Enclosure (Large), Curryhills, Co. Kildare
Co. Kildare |
Enclosures
In a field near Curryhills in County Kildare, something roughly circular and about 78 metres across lies invisible at ground level, detectable only from the air. No earthwork rises above the surface, no stones mark the boundary; what gives it away is the crop growing above it. In dry summers, buried features alter how plants draw moisture from the soil, and the result is a cropmark, a faint difference in colour or vigour across a field of grain that, from sufficient height, resolves into a clear geometric shape. It is one of the more quietly strange ways the Irish landscape reveals its own past.

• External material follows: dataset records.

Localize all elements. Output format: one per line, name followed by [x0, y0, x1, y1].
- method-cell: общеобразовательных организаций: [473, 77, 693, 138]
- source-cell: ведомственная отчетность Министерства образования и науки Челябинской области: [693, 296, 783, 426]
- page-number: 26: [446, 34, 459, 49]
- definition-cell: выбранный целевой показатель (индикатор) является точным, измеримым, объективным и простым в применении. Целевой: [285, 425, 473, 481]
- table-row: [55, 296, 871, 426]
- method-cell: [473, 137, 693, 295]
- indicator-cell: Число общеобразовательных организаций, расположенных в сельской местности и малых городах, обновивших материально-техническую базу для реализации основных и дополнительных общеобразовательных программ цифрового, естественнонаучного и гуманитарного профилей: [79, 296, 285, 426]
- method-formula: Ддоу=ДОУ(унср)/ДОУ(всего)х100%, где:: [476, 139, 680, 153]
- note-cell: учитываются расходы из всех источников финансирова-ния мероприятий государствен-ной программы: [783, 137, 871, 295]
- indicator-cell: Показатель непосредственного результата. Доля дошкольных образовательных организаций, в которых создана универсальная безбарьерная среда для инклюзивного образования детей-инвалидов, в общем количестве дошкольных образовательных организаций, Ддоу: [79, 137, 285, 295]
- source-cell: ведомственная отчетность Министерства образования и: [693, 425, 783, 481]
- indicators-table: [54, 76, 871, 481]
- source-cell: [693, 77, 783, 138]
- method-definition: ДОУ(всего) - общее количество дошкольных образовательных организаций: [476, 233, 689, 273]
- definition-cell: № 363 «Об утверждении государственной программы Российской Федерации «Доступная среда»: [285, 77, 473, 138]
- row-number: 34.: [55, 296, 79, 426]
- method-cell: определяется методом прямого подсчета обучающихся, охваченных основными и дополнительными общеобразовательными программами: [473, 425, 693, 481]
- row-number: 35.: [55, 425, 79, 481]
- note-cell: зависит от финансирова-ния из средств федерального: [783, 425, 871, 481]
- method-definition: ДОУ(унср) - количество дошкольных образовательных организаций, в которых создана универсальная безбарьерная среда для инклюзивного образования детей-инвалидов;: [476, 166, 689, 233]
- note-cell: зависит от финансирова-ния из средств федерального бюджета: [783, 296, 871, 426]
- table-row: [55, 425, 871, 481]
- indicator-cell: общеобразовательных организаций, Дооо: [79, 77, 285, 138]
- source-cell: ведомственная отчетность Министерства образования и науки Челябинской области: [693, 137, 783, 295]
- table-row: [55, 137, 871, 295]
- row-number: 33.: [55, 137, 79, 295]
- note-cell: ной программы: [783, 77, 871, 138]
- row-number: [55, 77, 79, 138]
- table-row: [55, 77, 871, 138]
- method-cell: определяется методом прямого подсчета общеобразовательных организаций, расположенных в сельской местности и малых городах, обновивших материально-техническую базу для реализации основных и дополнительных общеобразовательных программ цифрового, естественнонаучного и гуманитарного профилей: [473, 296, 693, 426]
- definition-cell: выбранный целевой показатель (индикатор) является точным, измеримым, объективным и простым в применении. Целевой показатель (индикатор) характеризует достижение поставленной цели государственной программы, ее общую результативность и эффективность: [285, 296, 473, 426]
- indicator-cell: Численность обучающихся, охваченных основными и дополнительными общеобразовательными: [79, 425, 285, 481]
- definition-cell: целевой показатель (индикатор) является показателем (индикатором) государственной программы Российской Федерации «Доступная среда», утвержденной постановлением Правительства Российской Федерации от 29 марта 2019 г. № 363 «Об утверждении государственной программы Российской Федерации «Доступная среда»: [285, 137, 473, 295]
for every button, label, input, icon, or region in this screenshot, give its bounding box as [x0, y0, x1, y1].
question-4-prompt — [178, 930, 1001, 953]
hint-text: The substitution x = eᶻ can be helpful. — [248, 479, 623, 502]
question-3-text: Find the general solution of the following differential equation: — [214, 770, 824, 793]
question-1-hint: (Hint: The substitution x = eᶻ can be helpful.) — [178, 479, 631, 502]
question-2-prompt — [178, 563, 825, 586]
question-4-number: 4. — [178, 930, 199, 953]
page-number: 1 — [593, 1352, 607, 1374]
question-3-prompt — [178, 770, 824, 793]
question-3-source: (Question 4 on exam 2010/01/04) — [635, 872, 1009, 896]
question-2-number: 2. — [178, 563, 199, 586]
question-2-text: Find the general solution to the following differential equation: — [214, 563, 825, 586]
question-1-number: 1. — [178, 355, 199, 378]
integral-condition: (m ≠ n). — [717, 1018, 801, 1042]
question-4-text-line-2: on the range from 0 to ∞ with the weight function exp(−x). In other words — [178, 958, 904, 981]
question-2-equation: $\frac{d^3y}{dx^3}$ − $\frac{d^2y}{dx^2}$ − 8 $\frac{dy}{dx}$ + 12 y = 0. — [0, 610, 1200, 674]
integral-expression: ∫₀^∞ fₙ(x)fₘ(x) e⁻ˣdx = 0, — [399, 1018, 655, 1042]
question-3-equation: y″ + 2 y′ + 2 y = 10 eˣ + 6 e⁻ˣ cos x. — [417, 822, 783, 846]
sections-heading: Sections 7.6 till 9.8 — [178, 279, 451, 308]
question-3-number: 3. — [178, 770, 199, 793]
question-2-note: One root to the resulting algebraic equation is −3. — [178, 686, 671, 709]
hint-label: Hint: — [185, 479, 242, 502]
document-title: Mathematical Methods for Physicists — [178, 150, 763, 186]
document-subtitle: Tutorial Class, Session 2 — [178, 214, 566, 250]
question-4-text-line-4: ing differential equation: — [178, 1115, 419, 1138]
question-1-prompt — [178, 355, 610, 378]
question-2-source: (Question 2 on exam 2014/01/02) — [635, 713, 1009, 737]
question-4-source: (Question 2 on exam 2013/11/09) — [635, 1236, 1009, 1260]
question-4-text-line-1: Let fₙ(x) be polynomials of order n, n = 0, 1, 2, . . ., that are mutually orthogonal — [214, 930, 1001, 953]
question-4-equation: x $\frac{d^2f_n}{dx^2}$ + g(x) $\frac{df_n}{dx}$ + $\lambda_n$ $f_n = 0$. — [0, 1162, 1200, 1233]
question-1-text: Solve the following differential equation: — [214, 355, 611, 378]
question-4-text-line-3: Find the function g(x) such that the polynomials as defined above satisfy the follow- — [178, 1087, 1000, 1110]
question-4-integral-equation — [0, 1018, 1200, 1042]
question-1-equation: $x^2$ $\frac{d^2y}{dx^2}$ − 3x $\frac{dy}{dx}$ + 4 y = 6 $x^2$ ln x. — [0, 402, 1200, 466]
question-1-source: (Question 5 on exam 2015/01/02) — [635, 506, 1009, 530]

The enclosure at Curryhills came to light through aerial photographs taken from Google Earth on 28 June 2018. The imagery shows not only the roughly circular outline of the enclosure itself, with an entrance gap on its eastern side, but also what appears to be a radiating field system extending outward from it. Circular enclosures of this kind are found throughout Ireland and are typically associated with the early medieval period, though without excavation the date of any individual example remains uncertain. They functioned variously as farmsteads, places of assembly, or enclosures of ritual significance, and their diameters vary considerably; at approximately 78 metres, the Curryhills example sits toward the larger end of the range, which can sometimes indicate higher social status or a communal rather than domestic function. The accompanying field system, if that is what the radiating marks represent, would suggest the enclosure sat within a managed agricultural landscape rather than in isolation.